Components and the Injector

  • components are named and their name must be a valid JavaScript variable
  • components are namespaced with the plugin name
  • plugins register components on the injector during their "initialize" lifecycle phase
  • plugins maintain references to components they register on the injector
  • components on the injector know their plugin
  • plugins can make other components available within the scope of their components' definition using the injector
  • the injector provides components to plugin modules
  • the injector enforces "security" rules
  • the injector is injectable
  • the registry is injectable
  • the controller of app lifecycle is injectable (within host application)

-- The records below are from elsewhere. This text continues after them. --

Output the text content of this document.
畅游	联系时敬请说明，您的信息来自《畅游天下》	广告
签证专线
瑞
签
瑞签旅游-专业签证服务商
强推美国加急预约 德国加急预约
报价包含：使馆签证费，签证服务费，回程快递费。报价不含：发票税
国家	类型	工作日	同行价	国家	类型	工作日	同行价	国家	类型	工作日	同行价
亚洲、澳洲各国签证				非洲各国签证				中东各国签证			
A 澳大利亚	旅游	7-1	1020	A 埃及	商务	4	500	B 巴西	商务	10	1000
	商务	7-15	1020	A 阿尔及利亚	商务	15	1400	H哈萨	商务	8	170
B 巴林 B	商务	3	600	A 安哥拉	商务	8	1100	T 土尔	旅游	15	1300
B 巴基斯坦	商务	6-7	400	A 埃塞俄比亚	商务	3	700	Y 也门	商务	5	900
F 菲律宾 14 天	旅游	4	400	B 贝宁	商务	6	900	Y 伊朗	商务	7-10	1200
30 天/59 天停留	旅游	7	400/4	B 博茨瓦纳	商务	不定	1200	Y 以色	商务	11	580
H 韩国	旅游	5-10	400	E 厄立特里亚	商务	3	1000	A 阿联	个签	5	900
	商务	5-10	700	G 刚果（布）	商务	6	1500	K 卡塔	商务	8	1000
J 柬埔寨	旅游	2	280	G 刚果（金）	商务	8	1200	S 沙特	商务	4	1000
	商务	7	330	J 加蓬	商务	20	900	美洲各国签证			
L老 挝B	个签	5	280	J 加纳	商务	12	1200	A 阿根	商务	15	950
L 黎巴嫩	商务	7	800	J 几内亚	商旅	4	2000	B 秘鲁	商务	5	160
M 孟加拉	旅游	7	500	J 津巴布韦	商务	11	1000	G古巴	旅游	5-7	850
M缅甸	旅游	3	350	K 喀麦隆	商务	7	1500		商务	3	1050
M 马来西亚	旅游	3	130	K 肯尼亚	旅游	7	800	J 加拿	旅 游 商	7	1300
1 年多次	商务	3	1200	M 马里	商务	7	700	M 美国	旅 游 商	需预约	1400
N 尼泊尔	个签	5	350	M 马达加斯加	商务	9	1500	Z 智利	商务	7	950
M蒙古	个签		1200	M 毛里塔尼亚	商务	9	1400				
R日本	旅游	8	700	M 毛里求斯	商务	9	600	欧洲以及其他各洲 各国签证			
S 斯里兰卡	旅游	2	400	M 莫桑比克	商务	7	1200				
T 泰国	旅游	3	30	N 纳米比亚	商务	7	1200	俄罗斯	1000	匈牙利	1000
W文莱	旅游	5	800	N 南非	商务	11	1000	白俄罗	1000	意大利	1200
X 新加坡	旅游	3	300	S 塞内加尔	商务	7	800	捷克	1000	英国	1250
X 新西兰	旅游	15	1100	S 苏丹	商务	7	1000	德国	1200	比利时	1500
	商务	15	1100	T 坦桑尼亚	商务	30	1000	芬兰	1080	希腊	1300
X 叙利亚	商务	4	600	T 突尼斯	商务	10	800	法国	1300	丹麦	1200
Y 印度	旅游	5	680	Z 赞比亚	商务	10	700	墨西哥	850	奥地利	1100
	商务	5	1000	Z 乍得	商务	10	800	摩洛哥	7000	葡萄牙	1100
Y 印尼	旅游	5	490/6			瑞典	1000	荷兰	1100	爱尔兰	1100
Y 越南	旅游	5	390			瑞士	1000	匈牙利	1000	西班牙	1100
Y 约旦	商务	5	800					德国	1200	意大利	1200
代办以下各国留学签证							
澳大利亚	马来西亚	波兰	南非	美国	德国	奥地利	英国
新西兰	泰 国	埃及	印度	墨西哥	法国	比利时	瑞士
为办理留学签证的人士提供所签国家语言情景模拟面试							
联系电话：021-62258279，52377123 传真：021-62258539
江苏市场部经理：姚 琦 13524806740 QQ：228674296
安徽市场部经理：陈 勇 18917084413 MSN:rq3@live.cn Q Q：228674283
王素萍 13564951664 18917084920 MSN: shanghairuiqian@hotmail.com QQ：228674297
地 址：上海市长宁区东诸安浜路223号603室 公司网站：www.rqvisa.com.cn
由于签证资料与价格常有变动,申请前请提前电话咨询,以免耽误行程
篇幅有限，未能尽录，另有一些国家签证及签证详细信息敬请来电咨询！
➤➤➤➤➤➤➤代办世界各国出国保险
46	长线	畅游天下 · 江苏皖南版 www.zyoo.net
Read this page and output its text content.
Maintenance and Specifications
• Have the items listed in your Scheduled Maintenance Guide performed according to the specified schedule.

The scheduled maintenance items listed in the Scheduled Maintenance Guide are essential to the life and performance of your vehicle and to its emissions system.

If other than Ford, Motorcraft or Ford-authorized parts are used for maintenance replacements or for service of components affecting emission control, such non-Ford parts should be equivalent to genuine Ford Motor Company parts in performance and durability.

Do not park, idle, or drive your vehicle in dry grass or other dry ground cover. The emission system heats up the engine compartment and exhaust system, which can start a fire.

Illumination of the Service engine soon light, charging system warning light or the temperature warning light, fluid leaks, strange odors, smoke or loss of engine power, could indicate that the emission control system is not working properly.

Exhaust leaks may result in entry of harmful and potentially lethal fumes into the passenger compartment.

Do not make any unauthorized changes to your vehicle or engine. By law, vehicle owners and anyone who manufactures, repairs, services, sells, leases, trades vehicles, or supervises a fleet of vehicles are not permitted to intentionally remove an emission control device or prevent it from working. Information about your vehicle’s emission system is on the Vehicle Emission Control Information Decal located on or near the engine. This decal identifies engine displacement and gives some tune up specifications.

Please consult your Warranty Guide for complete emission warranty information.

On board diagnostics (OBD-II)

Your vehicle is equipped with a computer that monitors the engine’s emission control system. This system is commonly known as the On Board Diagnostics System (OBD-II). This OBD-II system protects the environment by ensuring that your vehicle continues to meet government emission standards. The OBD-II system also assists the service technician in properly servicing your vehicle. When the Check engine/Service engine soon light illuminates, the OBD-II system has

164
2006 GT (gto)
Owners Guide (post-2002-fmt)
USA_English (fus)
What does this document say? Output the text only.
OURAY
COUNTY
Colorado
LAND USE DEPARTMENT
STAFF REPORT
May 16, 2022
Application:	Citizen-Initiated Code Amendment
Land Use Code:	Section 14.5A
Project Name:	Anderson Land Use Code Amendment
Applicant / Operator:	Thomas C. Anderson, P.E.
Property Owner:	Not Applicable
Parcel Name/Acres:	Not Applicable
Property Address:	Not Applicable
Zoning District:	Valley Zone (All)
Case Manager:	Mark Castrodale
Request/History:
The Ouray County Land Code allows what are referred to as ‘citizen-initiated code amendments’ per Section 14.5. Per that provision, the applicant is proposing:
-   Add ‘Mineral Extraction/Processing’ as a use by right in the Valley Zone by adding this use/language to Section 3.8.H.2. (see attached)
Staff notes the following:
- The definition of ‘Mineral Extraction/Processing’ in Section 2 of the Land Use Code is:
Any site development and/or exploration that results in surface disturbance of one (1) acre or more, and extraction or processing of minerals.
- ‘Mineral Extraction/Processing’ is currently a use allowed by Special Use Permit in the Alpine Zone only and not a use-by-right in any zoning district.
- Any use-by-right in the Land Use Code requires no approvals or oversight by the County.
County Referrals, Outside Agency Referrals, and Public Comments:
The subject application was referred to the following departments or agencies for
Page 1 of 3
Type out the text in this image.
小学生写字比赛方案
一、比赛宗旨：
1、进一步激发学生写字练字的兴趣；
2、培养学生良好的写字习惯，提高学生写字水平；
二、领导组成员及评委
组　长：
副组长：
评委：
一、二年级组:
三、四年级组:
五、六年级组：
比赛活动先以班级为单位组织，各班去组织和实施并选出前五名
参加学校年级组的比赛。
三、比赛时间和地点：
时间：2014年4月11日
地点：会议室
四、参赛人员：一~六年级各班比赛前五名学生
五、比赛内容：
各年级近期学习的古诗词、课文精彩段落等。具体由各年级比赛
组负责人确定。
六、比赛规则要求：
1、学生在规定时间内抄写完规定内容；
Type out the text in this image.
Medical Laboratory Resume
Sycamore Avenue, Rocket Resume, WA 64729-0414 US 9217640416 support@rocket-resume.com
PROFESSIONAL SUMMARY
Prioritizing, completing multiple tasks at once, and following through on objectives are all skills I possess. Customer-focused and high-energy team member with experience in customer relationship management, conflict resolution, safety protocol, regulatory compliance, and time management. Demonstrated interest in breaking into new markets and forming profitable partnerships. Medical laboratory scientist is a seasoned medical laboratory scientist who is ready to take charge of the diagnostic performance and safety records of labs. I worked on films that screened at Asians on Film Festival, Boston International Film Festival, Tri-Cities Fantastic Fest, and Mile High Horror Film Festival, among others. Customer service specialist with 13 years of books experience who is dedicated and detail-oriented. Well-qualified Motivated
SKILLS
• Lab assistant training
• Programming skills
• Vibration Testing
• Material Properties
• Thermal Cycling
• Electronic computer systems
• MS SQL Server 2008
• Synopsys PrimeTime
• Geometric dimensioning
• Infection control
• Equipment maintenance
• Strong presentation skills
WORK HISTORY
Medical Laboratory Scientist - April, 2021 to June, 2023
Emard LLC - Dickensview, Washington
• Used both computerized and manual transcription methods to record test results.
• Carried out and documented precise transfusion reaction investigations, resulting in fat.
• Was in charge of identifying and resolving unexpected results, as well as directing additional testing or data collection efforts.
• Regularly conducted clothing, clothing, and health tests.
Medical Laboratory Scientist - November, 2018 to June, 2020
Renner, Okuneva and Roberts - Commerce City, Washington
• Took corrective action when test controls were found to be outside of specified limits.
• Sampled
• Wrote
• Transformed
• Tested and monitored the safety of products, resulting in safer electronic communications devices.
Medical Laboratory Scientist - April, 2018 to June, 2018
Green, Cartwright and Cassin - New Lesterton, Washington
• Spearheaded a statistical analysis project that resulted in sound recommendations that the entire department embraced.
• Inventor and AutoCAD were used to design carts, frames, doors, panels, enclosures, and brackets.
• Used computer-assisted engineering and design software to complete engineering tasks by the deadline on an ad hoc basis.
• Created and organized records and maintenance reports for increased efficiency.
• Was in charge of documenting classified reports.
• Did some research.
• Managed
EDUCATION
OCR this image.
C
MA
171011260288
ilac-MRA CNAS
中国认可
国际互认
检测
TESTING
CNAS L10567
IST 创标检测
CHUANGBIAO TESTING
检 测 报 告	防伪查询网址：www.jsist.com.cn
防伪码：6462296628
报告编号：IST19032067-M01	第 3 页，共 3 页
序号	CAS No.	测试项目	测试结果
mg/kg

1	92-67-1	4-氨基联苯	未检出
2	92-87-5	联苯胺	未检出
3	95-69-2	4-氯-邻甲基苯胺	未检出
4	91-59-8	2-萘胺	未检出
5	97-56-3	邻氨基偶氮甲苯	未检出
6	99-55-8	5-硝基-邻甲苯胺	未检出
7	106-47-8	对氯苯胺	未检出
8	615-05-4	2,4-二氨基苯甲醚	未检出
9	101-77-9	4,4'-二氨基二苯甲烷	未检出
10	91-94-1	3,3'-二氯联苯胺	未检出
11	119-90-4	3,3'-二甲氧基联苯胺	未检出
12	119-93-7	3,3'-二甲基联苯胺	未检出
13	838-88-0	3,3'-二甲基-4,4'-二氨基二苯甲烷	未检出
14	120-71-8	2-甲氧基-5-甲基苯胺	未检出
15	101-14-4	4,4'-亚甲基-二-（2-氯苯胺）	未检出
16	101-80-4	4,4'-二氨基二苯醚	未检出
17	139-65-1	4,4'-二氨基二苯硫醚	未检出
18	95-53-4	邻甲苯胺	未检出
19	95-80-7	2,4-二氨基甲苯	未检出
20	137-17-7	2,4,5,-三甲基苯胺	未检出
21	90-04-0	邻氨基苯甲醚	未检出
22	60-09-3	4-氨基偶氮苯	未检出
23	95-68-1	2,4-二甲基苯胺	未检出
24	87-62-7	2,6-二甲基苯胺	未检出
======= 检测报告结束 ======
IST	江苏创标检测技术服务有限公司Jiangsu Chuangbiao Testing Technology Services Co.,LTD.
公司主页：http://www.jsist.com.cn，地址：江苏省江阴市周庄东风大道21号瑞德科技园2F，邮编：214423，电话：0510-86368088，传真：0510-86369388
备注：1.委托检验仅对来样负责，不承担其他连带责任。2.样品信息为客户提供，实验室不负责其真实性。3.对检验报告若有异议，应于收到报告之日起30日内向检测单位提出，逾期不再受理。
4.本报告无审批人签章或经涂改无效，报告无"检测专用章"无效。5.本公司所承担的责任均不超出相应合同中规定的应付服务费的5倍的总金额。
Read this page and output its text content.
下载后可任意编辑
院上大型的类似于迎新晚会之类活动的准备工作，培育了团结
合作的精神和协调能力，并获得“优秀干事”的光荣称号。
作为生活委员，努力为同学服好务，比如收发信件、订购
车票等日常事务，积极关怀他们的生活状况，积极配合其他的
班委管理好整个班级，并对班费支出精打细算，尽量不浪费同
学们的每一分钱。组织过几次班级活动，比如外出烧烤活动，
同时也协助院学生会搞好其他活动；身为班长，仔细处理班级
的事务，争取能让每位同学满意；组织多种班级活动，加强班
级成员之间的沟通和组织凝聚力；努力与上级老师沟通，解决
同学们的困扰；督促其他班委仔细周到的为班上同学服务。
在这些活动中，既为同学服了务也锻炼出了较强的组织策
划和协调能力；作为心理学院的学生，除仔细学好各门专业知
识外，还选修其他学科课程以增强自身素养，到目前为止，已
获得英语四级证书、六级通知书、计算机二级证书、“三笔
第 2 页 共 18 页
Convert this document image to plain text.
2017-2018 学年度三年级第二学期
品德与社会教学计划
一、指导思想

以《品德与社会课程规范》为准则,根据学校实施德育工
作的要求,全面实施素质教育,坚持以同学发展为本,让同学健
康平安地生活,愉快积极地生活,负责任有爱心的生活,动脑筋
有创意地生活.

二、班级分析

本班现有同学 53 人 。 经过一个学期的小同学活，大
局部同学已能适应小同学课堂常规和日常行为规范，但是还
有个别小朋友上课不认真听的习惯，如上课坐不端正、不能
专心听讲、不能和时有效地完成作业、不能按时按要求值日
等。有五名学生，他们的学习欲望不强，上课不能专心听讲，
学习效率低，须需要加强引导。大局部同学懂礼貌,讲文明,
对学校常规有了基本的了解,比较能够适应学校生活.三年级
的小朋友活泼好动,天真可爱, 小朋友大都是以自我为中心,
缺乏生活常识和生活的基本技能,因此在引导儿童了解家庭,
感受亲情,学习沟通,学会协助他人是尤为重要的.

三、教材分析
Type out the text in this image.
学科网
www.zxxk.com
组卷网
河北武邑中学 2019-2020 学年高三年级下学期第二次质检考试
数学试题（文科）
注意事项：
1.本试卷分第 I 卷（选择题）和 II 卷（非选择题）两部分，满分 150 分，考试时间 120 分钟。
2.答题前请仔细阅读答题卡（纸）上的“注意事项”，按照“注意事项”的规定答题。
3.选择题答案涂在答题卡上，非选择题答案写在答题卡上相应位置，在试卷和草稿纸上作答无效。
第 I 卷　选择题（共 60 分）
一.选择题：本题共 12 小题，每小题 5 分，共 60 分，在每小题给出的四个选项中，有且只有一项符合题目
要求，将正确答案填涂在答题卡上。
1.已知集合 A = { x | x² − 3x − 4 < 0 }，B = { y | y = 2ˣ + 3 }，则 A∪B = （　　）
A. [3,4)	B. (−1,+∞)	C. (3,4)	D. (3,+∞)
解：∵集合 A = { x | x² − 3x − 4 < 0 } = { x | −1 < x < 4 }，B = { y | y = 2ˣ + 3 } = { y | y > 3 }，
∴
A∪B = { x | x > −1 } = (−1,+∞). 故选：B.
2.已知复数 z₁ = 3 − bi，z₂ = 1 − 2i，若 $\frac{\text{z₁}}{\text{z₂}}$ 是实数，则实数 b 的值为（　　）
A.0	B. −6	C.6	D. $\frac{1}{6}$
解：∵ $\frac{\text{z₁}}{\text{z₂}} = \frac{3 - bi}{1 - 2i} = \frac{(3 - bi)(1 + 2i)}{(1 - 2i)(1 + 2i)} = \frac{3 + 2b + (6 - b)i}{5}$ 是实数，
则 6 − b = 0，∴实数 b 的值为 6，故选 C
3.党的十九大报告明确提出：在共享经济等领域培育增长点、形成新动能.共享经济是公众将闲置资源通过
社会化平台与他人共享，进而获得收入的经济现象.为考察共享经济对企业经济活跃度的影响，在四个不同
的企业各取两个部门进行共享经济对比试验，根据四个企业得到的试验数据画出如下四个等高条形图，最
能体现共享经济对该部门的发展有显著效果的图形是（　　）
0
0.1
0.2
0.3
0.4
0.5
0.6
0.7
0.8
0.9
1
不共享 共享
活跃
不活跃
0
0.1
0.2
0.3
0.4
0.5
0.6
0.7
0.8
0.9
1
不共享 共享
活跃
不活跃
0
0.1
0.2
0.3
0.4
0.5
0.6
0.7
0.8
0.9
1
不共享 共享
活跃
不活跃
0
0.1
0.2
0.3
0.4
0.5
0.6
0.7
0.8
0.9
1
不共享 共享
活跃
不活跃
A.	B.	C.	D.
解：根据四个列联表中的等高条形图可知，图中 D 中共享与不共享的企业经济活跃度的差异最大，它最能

Application and Plugin Lifecycles

  • apps and plugins have a lifecycle
  • plugins can be installed, started, and stopped at runtime, enabling changes to application behavior without restarting the server
  • the stages of the app lifecycle are
    • configure
    • start
    • stop
    • restart
  • the stages/events of the plugin/registry/injector lifecycle are
    • install – install plugins from npm or git to node_modules (modifying package.json dependencies) or the runner's plugin dir(s)
    • discover – find plugin main modules in node_modules and configured plugin directories
    • reload – require discovered plugin main modules, instantiate plugin instances, add components to registry, clear relevant require.cache entries
    • resolve/prioritize – ensure all dependencies are available and order such that each plugin's dependencies are satisfied before initializing
    • initialize – registers plugin components on the injector, without invoking factory functions
    • enable
    • start
    • stop
    • reset
    • restart
    • disable
    • remove – uninstall a plugin package using npm
    • snapshot – save the current plugin configuration
    • restore – restore the saved plugin configuration (should this be versioned?)
  • apps are configured and run
  • running an app bootstraps it
  • bootstrapping involves
    • discover, reload, resolve/prioritize, initialize, run, start

Plugin Configuration and Application State

  • Plugins can be started, stopped, enabled, disabled
  • At any time a plugin can be in one state
  • That state may change during runtime and it is necessary to persist it in some way to restore when restarting the process
  • Plugins can also have their own configuration which can be changed at runtime and needs to be persisted for restarts
// plugins.json
{
  "plugins": {
    "plugin-name": {
      "state": "enabled",
      "config": {
        "...": "..."
      }
    }
  }
}

Dependencies and Lifecycle Constraints

  • plugins know their dependencies
  • plugins know their dependents
  • starting a plugin requires its dependencies to be started/running
  • enabling a plugin requires its dependencies to be enabled
  • stopping a plugin requires its dependants to be stopped
  • disabling a plugin requires its dependants to be disabled

Plugin and Component Security

  • plugins can be authenticated by the registry and the injector (source/content)
  • plugins' components can be authorized
    • components can be private to plugin
    • components can be private to app
    • components can be available to specified
      • component types
      • plugins
      • components
      • publishers
      • authors
      • license
      • keywords

Remaining Questions

  • HOW DO WE HANDLE PLUGIN/COMPONENT NAME COLLISIONS?